# csa belt buckle



## Jeff Raines (Feb 3, 2006)

My relic hunting buddy dug this last week,here in Paulding county


----------



## Nga. (Feb 3, 2006)

Cool why can't I find something like that.


----------



## Nicodemus (Feb 3, 2006)

Now that is really something right there!!


----------



## Woody's Janitor (Feb 3, 2006)

Nice, Jeff when are you going to get me one!!!!


----------



## Jim Thompson (Feb 3, 2006)

sweet!  why could you not find that for me when we were lost on PF?


----------



## dixie (Feb 3, 2006)

Jeff, when I was a kid, we used to find stuff all the time out around mulberry mtn and picketts mill.a friend of mines grand dad found a musket in firing condition in a hollow tree at Pickett's, the strange thing about it was the initials carved in the stock are the same as my buddies name!


----------



## Al33 (Feb 4, 2006)

WOw!!! What a find. Congrats to your bud Jeff.


----------



## TurkeyCreek (Feb 4, 2006)

That's a great find!!!!


----------



## Jody Hawk (Feb 4, 2006)

That is awesome Jeff !!!!!


----------



## ramsey (Feb 5, 2006)

That is a nice find. It seems to be in great condition. Was it buried, and how deep. Any other uniform  items found with or near?


----------



## Fencejumper15 (Feb 5, 2006)

that is fantastico


----------



## Handgunner (Feb 5, 2006)

For some strange reason, I can't see the picture..


----------



## Robk (Feb 6, 2006)

Delton said:
			
		

> For some strange reason, I can't see the picture..

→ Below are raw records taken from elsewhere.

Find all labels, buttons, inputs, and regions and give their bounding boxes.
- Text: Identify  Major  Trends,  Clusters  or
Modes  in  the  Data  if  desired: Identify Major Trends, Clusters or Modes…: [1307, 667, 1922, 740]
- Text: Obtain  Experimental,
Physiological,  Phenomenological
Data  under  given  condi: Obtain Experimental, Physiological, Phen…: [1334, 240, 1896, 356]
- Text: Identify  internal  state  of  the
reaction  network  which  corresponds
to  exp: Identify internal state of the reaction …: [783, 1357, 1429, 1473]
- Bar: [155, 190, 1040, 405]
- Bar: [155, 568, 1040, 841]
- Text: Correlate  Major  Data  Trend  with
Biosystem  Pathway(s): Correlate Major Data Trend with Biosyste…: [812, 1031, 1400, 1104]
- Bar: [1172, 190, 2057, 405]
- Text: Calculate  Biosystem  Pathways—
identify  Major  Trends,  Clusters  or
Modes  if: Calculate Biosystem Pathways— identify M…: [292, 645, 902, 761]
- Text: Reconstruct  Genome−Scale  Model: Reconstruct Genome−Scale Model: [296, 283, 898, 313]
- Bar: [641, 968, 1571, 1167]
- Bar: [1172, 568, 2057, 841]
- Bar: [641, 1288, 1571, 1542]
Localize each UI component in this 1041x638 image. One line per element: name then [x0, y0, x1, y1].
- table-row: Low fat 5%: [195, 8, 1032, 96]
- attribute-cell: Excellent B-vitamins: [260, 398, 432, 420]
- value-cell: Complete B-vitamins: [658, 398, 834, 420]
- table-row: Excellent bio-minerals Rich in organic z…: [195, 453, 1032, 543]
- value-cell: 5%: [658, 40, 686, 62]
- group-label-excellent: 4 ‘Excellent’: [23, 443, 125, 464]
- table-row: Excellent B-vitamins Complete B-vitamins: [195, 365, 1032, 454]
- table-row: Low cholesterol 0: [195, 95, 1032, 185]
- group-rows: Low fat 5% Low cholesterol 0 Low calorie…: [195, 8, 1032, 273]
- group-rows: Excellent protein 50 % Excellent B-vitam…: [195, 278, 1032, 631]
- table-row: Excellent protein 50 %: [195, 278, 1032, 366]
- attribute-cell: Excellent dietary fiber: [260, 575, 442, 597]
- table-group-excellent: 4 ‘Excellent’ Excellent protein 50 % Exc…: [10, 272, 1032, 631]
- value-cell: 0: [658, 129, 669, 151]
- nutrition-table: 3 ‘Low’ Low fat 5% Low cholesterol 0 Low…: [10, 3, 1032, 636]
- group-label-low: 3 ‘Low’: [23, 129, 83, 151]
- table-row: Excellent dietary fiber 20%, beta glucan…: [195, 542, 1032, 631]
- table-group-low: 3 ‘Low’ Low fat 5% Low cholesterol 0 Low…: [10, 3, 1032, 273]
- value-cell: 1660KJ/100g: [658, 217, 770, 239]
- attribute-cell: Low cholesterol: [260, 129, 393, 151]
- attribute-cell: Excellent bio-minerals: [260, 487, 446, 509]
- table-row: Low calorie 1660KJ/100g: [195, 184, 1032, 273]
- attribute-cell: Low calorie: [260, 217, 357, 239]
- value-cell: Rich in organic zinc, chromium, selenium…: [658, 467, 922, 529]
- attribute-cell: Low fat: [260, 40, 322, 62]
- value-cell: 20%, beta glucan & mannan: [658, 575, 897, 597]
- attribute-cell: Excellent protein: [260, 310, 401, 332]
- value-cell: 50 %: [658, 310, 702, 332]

Must be the steel plate in ya noggin blocking the signal again!!!!!!!!    

Rob

See in the chat room Big_D


----------



## southernclay (Feb 6, 2006)

Delton said:
			
		

> For some strange reason, I can't see the picture..



It's pretty too. 

I couldn't see it with Firefox but can with IE if that helps.


----------



## Abolt20 (Feb 6, 2006)

That's a cool find


----------



## Handgunner (Feb 6, 2006)

RobK, I didn't think about that! 

I did what Southern Clay recommended and it worked.  I run Mozilla.  Through IE I seen it with no problems. 

Jeff, your buddy found something to be proud of, that's for sure!  Nice find!


----------



## Researcher31726 (Feb 6, 2006)

That is priceless!


----------



## ZACK (Feb 11, 2006)

Thats awsome Jeff, tell your friend congrats.  That find is something to be proud of.  Did he find it near a battlefield or at a camp site?  I have an ancestor that fought in the battle of New Hope Church here in Paulding.  I have a few honey holes that I one day want to do a little relic hunting on.  A few here in Paulding and a few others around the Metro area.  All I need is more time and money and I will be ready to go.


----------



## Carp (Feb 12, 2006)

Nice find!


----------



## Bone Collector (Feb 13, 2006)

That's a very nice find. Is it complete on the backside, too? I found one for sale with a certificate of authenticity priced at $2500.00. Another one that was not in such great shape was priced at $1500.00. I'll buy yours for $25.00! 

BC


----------



## Jeff Raines (Feb 13, 2006)

ZACK said:
			
		

> Thats awsome Jeff, tell your friend congrats.  That find is something to be proud of.  Did he find it near a battlefield or at a camp site?  I have an ancestor that fought in the battle of New Hope Church here in Paulding.  I have a few honey holes that I one day want to do a little relic hunting on.  A few here in Paulding and a few others around the Metro area.  All I need is more time and money and I will be ready to go.



woohoo,I have a new best friend,just send me the location of those honey holes.
Promise I won't hunt them,but I will let you know if there is anything there  

He won't say exactly where he found it,but he used a map that I gave him and he won't say that isn't the spot.
It's between New Hope and Picketts Mill on private land.

You got a detector?if not there is a dealer here in paulding.
If so,shoot me a pm and we'll hook up,do some diggin.


----------